Die Katholische Männerbewegung hat am vergangenen Wochenende auf dem Vater-Kind-Abenteuer auf der Genneralm einen Tiergottesdienst gefeiert, in dem die Geschöpfe auf der Alm mit ins Gebet einbezogen wurden. Dabei wurde darauf hingewiesen, dass bereits im Buch Genesis steht: „Hiermit schließe ich meinen Bund mit euch und mit euren Nachkommen und mit allen Lebewesen bei euch, mit den Vögeln, dem Vieh, allen Tieren des Feldes, mit allen Tieren, die mit euch aus der Arche gekommen sind.“ (Gen 9,9-10). 2500 Jahre später findet dieser Gedanke Eingang in eine päpstliche Enzyklika.

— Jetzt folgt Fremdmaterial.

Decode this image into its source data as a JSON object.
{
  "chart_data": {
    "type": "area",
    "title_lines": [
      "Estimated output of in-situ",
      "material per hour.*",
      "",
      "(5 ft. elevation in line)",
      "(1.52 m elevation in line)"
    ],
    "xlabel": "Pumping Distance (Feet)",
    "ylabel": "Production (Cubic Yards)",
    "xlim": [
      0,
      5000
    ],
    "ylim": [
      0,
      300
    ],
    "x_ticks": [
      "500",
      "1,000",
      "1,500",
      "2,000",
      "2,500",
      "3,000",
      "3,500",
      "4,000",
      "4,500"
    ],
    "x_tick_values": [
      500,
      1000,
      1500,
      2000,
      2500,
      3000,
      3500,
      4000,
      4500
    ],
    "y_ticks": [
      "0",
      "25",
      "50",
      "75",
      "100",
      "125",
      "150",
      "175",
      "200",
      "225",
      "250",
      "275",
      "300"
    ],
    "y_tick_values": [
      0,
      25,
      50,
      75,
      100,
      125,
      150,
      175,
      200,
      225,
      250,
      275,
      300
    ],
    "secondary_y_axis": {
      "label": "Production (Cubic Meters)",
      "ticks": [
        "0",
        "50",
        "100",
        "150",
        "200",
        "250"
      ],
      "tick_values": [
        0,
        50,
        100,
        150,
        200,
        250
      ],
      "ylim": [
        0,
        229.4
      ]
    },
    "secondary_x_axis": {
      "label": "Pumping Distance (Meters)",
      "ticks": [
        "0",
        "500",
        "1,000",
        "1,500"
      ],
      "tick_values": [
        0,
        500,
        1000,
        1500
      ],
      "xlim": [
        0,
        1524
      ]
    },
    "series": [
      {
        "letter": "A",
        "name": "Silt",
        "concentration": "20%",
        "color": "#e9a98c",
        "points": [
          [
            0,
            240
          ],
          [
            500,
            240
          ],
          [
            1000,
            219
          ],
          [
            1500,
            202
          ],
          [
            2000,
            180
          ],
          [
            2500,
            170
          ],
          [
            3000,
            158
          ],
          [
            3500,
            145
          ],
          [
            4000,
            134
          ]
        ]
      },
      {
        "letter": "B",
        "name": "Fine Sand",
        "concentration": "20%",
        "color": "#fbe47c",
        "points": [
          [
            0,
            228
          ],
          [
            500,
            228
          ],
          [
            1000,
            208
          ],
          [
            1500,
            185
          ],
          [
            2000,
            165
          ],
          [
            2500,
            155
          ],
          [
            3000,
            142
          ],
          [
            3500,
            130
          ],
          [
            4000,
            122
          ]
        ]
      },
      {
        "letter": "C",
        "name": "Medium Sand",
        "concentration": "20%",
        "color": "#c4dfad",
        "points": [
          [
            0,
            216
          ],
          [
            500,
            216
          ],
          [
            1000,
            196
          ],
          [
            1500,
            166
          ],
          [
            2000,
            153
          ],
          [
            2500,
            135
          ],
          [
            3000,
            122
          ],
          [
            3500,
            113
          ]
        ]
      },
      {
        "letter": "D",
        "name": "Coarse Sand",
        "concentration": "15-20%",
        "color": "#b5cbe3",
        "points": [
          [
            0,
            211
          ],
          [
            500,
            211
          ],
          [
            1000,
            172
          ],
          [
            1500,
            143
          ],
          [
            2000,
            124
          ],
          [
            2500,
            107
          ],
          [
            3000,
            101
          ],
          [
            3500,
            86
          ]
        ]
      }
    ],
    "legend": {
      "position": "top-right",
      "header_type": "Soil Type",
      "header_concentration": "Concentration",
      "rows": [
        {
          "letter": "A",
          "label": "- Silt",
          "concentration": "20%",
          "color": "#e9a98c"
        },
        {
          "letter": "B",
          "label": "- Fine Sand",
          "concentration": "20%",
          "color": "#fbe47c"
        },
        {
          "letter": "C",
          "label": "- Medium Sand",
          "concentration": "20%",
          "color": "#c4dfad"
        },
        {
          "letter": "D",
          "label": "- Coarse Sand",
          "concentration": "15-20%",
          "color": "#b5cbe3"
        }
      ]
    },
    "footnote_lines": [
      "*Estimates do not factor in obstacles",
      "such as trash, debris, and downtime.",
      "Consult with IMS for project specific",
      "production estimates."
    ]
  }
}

Am Samstag baute die erste Gruppe unter Leitung des Outdoor-Experten Robert Weilharter am Ackersbach einen Steinofen, in dem köstliches Brot gebacken wurde. Um von der Genneralm zum Ackersbach zu gelangen, mussten sich die vier- bis zehnjährigen jedoch zunächst über ein zwanzig Meter langes Steilstück abseilen. Schließlich wurden beim Ofenbauen auch Steine gesammelt, auf denen die Lieblingstiere der Kinder mit Farbe verewigt wurden.

Die zweite Gruppe ging über den Dürlstein, die Moosangerlalm und wie es sich für eine Katholische Männerbewegung gehört über den Pfarrersteig. Dabei ist anzumerken, dass der jüngste Teilnehmer auf dieser gut fünfstündigen Tour gerade einmal fünf Jahre alt war. Da war der Vater streckenweise in besonderer Weise gefordert. Auch bei der zweiten Gruppe spielten Tiere eine besondere Rolle, weil ein frisch gerissenes Tier gefunden wurde und der Wolf in der Osterhorngruppe schon mehrfach gesichtet wurde.

Grillen und Lagerfeuer boten darüber hinaus gute Gelegenheiten, um über die Vereinbarkeit von Familie und Beruf ebenso zu sprechen, wie über Möglichkeiten wie junge Männer mit spirituellen Impulsen erreichbar sind. Der Austausch zwischen Vätern auf der Alm im gemeinsamen Gehen ist für das Bewusstsein und Wachsen einer eigenständigen Vaterrolle von besonderer Wichtigkeit. Es dürfte kaum einen Vater gegeben haben, der nicht von einem anderen Teilnehmer einen interessanten Gedanken im Hinblick auf Vaterrolle, Berufsleben oder Familie aufgenommen hat.

Im kommenden Jahr wird nicht nur erneut das Almabenteuer auf der Genneralm angeboten, sondern im September auch ein eigenes Abenteuer zum Almabtrieb gestaltet. Frei nach Bischof Erwin Kräutler: Jedes Geschöpf habe allein dadurch, dass es existiere, eine eigene Botschaft von der Zärtlichkeit Gottes.